Subsequent loss mitigation applications. The servicer has to review a borrower's subsequent foreclosure alternative application if there has been a material change in the borrower's financial condition.
No robo-signing. HBOR prohibits “robo-signing.” Robo-signing is when an employee of a bank or servicer signs a foreclosure document, like an affidavit or assignment of mortgage, without having any knowledge about whether the information in the document is correct. Under HBOR, servicers have to review foreclosure documents and make sure that those documents are accurate, complete, and supported by reliable evidence about the borrower’s loan, the loan’s status, and the servicer’s right to foreclose.

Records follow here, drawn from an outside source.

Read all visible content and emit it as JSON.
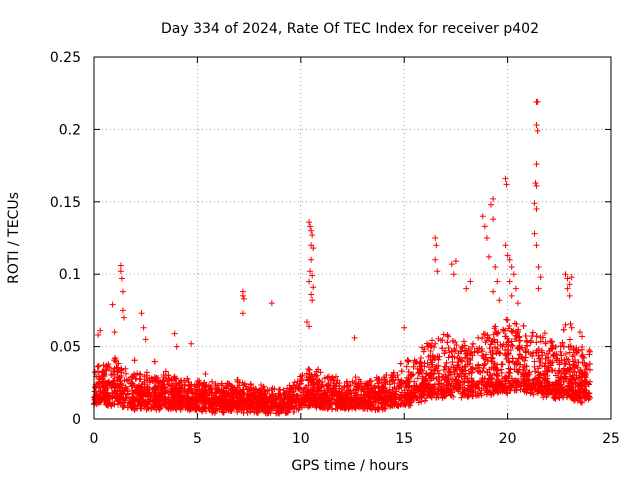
{
  "chart_data": {
    "type": "scatter",
    "title": "Day 334 of 2024, Rate Of TEC Index for receiver p402",
    "xlabel": "GPS time / hours",
    "ylabel": "ROTI / TECUs",
    "xlim": [
      0,
      25
    ],
    "ylim": [
      0,
      0.25
    ],
    "xticks": [
      0,
      5,
      10,
      15,
      20,
      25
    ],
    "yticks": [
      0,
      0.05,
      0.1,
      0.15,
      0.2,
      0.25
    ],
    "xtick_labels": [
      "0",
      "5",
      "10",
      "15",
      "20",
      "25"
    ],
    "ytick_labels": [
      "0",
      "0.05",
      "0.1",
      "0.15",
      "0.2",
      "0.25"
    ],
    "grid": true,
    "marker": "+",
    "series": [
      {
        "name": "ROTI",
        "color": "#ff0000",
        "profile_hours": [
          0,
          0.5,
          1,
          1.5,
          2,
          3,
          4,
          5,
          6,
          7,
          8,
          9,
          9.5,
          10,
          10.5,
          11,
          12,
          13,
          14,
          15,
          16,
          16.5,
          17,
          18,
          19,
          20,
          20.5,
          21,
          21.5,
          22,
          23,
          24
        ],
        "profile_base": [
          0.015,
          0.016,
          0.017,
          0.016,
          0.014,
          0.014,
          0.014,
          0.013,
          0.012,
          0.012,
          0.012,
          0.011,
          0.012,
          0.014,
          0.016,
          0.015,
          0.014,
          0.014,
          0.014,
          0.016,
          0.02,
          0.022,
          0.022,
          0.022,
          0.024,
          0.025,
          0.026,
          0.024,
          0.023,
          0.022,
          0.02,
          0.018
        ],
        "profile_spread": [
          0.02,
          0.025,
          0.03,
          0.025,
          0.02,
          0.02,
          0.018,
          0.015,
          0.014,
          0.016,
          0.013,
          0.012,
          0.015,
          0.02,
          0.022,
          0.02,
          0.016,
          0.018,
          0.018,
          0.025,
          0.035,
          0.04,
          0.04,
          0.035,
          0.04,
          0.045,
          0.045,
          0.04,
          0.04,
          0.038,
          0.035,
          0.03
        ],
        "outliers": [
          {
            "x": 0.2,
            "y": 0.058
          },
          {
            "x": 0.3,
            "y": 0.061
          },
          {
            "x": 0.9,
            "y": 0.079
          },
          {
            "x": 1.0,
            "y": 0.06
          },
          {
            "x": 1.3,
            "y": 0.106
          },
          {
            "x": 1.3,
            "y": 0.102
          },
          {
            "x": 1.35,
            "y": 0.097
          },
          {
            "x": 1.4,
            "y": 0.088
          },
          {
            "x": 1.4,
            "y": 0.075
          },
          {
            "x": 1.45,
            "y": 0.07
          },
          {
            "x": 2.3,
            "y": 0.073
          },
          {
            "x": 2.4,
            "y": 0.063
          },
          {
            "x": 2.5,
            "y": 0.055
          },
          {
            "x": 3.9,
            "y": 0.059
          },
          {
            "x": 4.0,
            "y": 0.05
          },
          {
            "x": 4.7,
            "y": 0.052
          },
          {
            "x": 7.2,
            "y": 0.088
          },
          {
            "x": 7.2,
            "y": 0.085
          },
          {
            "x": 7.25,
            "y": 0.083
          },
          {
            "x": 7.2,
            "y": 0.073
          },
          {
            "x": 8.6,
            "y": 0.08
          },
          {
            "x": 10.4,
            "y": 0.136
          },
          {
            "x": 10.45,
            "y": 0.133
          },
          {
            "x": 10.5,
            "y": 0.13
          },
          {
            "x": 10.55,
            "y": 0.127
          },
          {
            "x": 10.5,
            "y": 0.12
          },
          {
            "x": 10.6,
            "y": 0.118
          },
          {
            "x": 10.5,
            "y": 0.11
          },
          {
            "x": 10.45,
            "y": 0.102
          },
          {
            "x": 10.55,
            "y": 0.099
          },
          {
            "x": 10.4,
            "y": 0.095
          },
          {
            "x": 10.6,
            "y": 0.091
          },
          {
            "x": 10.5,
            "y": 0.086
          },
          {
            "x": 10.55,
            "y": 0.082
          },
          {
            "x": 10.3,
            "y": 0.067
          },
          {
            "x": 10.4,
            "y": 0.064
          },
          {
            "x": 12.6,
            "y": 0.056
          },
          {
            "x": 15.0,
            "y": 0.063
          },
          {
            "x": 16.5,
            "y": 0.125
          },
          {
            "x": 16.55,
            "y": 0.12
          },
          {
            "x": 16.5,
            "y": 0.11
          },
          {
            "x": 16.6,
            "y": 0.102
          },
          {
            "x": 17.3,
            "y": 0.107
          },
          {
            "x": 17.5,
            "y": 0.109
          },
          {
            "x": 17.4,
            "y": 0.1
          },
          {
            "x": 18.0,
            "y": 0.09
          },
          {
            "x": 18.2,
            "y": 0.095
          },
          {
            "x": 18.8,
            "y": 0.14
          },
          {
            "x": 18.9,
            "y": 0.133
          },
          {
            "x": 19.0,
            "y": 0.125
          },
          {
            "x": 19.2,
            "y": 0.148
          },
          {
            "x": 19.3,
            "y": 0.152
          },
          {
            "x": 19.3,
            "y": 0.138
          },
          {
            "x": 19.1,
            "y": 0.112
          },
          {
            "x": 19.4,
            "y": 0.105
          },
          {
            "x": 19.5,
            "y": 0.095
          },
          {
            "x": 19.3,
            "y": 0.088
          },
          {
            "x": 19.6,
            "y": 0.082
          },
          {
            "x": 19.9,
            "y": 0.166
          },
          {
            "x": 19.95,
            "y": 0.162
          },
          {
            "x": 19.9,
            "y": 0.12
          },
          {
            "x": 20.0,
            "y": 0.113
          },
          {
            "x": 20.1,
            "y": 0.11
          },
          {
            "x": 20.2,
            "y": 0.105
          },
          {
            "x": 20.3,
            "y": 0.1
          },
          {
            "x": 20.1,
            "y": 0.095
          },
          {
            "x": 20.4,
            "y": 0.09
          },
          {
            "x": 20.2,
            "y": 0.085
          },
          {
            "x": 20.5,
            "y": 0.08
          },
          {
            "x": 21.4,
            "y": 0.219
          },
          {
            "x": 21.45,
            "y": 0.219
          },
          {
            "x": 21.4,
            "y": 0.203
          },
          {
            "x": 21.45,
            "y": 0.199
          },
          {
            "x": 21.4,
            "y": 0.176
          },
          {
            "x": 21.35,
            "y": 0.163
          },
          {
            "x": 21.4,
            "y": 0.161
          },
          {
            "x": 21.3,
            "y": 0.149
          },
          {
            "x": 21.4,
            "y": 0.145
          },
          {
            "x": 21.3,
            "y": 0.128
          },
          {
            "x": 21.4,
            "y": 0.12
          },
          {
            "x": 21.5,
            "y": 0.105
          },
          {
            "x": 21.6,
            "y": 0.098
          },
          {
            "x": 21.5,
            "y": 0.09
          },
          {
            "x": 22.8,
            "y": 0.1
          },
          {
            "x": 22.9,
            "y": 0.097
          },
          {
            "x": 23.0,
            "y": 0.093
          },
          {
            "x": 23.1,
            "y": 0.098
          },
          {
            "x": 22.9,
            "y": 0.09
          },
          {
            "x": 23.0,
            "y": 0.085
          },
          {
            "x": 22.8,
            "y": 0.065
          },
          {
            "x": 23.1,
            "y": 0.063
          },
          {
            "x": 23.5,
            "y": 0.06
          },
          {
            "x": 23.6,
            "y": 0.057
          }
        ]
      }
    ]
  }
}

Written denial notice requirement. HBOR also requires the servicer to give the borrower a denial notice if the servicer rejects the borrower’s request for a first lien loan modification. The notice must specifically give the reasons for the denial and, if applicable, a description of other foreclosure prevention alternatives for which the borrower might be eligible, and a list of the steps the borrower must take in order to be considered for those options. If the servicer has already approved the borrower for another foreclosure prevention alternative, the notice must include information necessary to complete the foreclosure prevention alternative.
Fees. The servicer can't charge fees to apply for a loan modification, or late fees, while a loan modification application is pending.
If you think your servicer has violated HBOR, consider talking to a foreclosure attorney. You might be able to stop the foreclosure until the servicer complies with the law or sue for damages.